Databricks: DLT Append Flow (Union) & Auto Loader

Pass parameters in a DLT pipeline | Generate tables dynamically

This hands-on guide shows how to:

  • Ingest files with Auto Loader inside a Delta Live Tables (DLT) pipeline
  • Union multiple streaming sources incrementally with Append Flow
  • Parameterize your pipeline and generate tables dynamically

We’ll build on your earlier DLT pipeline (Orders + Customers → Silver → Gold). If you’re starting fresh, you can still follow along—each step is self-contained.


Prereqs (one-time)

  • Unity Catalog enabled; a catalog dev and schema etl
  • Two existing Delta tables (from samples or your own):
    • dev.bronze.orders_raw
    • dev.bronze.customer_raw
  • A working DLT pipeline in Development mode
  • Cluster permissions to create Managed Volumes

Introduction (What we’ll build)

  1. Add an Auto Loader source that reads CSV files into a streaming table.
  2. Create a Union streaming table that incrementally combines:
    • Streaming from the Delta table (orders_bronze)
    • Streaming from Auto Loader (orders_autoloader_bronze)
  3. Join that union with customers, then recompute Gold.
  4. Pass a parameter into the pipeline (order status list) and generate multiple Gold tables dynamically.

Use Auto Loader inside DLT

1) Create a managed Volume and folders for Auto Loader

Run this once in a regular notebook (not the DLT notebook):

-- Managed volume to land files and store Auto Loader schemas
CREATE VOLUME IF NOT EXISTS dev.etl.landing;

-- Create subfolders (logical paths inside the volume)
-- You can create them from UI as well (Volumes browser)

In the Workspace sidebar, under Catalogs → dev → etl → Volumes → landing, create two folders:

/Volumes/dev/etl/landing/files
/Volumes/dev/etl/landing/autoloader_schemas

We’ll drop CSVs into /files, and let Auto Loader save schema info under /autoloader_schemas.

DLT notebook — imports

At the top of your DLT notebook:

import dlt
from pyspark.sql.functions import col, current_timestamp, count as f_count, sum as f_sum

(We’ll import more only as needed.)

Existing sources (recap)

You likely already have:

@dlt.table(
    name="orders_bronze",
    comment="Orders from Delta table (streaming input)",
    table_properties={"quality": "bronze"}
)
def orders_bronze():
    # Delta table as a streaming source
    return spark.readStream.table("dev.bronze.orders_raw")

@dlt.table(
    name="customer_bronze",
    comment="Customers from Delta table (batch input)",
    table_properties={"quality": "bronze"}
)
def customer_bronze():
    return spark.read.table("dev.bronze.customer_raw")

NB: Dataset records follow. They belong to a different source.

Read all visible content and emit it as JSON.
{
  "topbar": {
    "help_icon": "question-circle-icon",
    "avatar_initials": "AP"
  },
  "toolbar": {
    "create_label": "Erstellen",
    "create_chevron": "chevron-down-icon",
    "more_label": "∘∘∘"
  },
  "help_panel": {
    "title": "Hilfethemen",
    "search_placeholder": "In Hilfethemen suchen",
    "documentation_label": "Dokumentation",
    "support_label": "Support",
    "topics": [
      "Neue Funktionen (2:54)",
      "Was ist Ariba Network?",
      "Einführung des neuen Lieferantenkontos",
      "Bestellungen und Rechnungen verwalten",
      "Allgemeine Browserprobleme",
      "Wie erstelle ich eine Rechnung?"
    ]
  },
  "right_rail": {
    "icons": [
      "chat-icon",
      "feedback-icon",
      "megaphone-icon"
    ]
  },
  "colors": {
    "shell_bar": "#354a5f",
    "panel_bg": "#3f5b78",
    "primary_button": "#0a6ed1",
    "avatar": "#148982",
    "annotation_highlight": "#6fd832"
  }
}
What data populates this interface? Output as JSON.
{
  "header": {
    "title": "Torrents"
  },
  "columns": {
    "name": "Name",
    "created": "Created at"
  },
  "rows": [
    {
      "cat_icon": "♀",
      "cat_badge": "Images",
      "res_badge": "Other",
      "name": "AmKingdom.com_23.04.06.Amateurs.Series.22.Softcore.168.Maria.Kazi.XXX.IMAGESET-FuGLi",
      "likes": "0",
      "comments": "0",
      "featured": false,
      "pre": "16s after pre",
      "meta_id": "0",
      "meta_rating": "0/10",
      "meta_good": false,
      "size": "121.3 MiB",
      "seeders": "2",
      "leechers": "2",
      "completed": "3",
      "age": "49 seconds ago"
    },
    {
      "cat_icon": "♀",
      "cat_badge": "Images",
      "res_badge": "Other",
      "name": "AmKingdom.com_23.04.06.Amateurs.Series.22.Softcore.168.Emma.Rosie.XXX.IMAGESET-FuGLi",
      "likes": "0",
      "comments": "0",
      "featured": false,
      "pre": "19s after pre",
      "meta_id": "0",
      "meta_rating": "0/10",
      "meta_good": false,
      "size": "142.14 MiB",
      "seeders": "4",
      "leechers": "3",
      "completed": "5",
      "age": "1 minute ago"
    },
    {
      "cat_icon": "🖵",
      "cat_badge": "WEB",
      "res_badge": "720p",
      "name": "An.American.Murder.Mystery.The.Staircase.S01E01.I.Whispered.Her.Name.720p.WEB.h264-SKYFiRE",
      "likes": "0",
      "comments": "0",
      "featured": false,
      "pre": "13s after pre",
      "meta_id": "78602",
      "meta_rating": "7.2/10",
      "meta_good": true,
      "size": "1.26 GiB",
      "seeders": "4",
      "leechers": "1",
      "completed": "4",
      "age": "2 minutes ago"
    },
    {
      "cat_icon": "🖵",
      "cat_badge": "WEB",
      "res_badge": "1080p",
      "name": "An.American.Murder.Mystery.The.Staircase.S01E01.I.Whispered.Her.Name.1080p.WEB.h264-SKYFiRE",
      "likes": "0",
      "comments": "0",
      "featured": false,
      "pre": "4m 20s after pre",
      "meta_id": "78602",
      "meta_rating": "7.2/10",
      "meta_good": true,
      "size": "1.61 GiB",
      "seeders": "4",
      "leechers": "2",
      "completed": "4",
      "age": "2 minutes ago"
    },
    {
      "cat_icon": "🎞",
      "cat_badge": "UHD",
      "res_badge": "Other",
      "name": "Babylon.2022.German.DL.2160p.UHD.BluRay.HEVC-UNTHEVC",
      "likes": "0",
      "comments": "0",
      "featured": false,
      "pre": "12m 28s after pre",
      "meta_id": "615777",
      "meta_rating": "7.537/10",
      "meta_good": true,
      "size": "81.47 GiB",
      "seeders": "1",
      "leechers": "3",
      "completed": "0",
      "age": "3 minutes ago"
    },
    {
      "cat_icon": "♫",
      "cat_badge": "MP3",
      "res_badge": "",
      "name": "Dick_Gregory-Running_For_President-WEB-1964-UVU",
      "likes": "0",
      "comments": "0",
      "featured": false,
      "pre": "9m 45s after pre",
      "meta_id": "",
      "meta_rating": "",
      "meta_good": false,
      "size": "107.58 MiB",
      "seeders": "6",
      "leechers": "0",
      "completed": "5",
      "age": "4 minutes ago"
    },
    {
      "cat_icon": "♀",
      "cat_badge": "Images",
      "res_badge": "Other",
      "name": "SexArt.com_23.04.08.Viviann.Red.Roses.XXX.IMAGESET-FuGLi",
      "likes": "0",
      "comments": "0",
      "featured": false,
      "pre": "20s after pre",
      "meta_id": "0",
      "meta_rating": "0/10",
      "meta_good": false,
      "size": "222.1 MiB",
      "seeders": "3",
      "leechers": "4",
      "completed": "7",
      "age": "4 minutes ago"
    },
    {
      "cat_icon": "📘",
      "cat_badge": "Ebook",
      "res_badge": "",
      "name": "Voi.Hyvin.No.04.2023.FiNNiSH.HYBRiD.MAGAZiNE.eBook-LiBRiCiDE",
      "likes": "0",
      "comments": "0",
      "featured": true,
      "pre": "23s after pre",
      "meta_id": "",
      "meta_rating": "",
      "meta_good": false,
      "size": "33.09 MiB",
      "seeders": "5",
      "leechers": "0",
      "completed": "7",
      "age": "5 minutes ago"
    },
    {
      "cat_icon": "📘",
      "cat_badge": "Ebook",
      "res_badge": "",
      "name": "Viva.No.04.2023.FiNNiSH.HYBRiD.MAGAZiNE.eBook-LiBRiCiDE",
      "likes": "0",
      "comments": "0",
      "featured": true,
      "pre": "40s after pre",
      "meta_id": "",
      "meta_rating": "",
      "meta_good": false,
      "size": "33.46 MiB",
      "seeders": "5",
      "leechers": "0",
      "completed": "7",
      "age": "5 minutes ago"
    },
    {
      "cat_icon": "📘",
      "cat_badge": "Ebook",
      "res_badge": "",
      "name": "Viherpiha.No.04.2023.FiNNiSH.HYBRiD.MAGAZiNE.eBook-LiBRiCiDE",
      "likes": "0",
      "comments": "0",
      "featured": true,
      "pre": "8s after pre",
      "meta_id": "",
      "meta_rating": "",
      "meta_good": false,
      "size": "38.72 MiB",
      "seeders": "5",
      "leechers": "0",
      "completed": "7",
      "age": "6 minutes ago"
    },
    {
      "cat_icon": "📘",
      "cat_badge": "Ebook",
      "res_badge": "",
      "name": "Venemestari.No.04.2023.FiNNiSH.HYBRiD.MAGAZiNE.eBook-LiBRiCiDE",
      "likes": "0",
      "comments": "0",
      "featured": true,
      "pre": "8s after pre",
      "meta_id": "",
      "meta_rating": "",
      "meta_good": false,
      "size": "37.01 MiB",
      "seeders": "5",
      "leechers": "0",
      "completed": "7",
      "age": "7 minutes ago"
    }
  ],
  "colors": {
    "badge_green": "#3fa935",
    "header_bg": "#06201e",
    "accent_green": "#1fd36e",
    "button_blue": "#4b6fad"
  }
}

New: Auto Loader streaming table

We’ll read CSVs with cloudFiles and keep schema stable (no evolution), so we can union with the Delta-sourced stream.

@dlt.table(
    name="orders_autoloader_bronze",
    comment="Orders from files via Auto Loader (streaming)",
    table_properties={"quality": "bronze"}
)
def orders_autoloader_bronze():
    return (
        spark.readStream
            .format("cloudFiles")
            .option("cloudFiles.format", "csv")
            # Make sure columns match orders_bronze schema (adjust as needed!)
            .option("cloudFiles.schemaHints", 
                    "o_orderkey BIGINT, o_custkey BIGINT, o_orderstatus STRING, "
                    "o_totalprice DOUBLE, o_orderdate DATE, c_mktsegment STRING")
            .option("cloudFiles.schemaLocation", "/Volumes/dev/etl/landing/autoloader_schemas/1")
            .option("cloudFiles.schemaEvolutionMode", "none")
            .option("pathGlobFilter", "*.csv")
            .load("/Volumes/dev/etl/landing/files")
    )

Why no checkpoint option? In DLT, streaming table checkpoints are managed automatically under the dataset’s storage path.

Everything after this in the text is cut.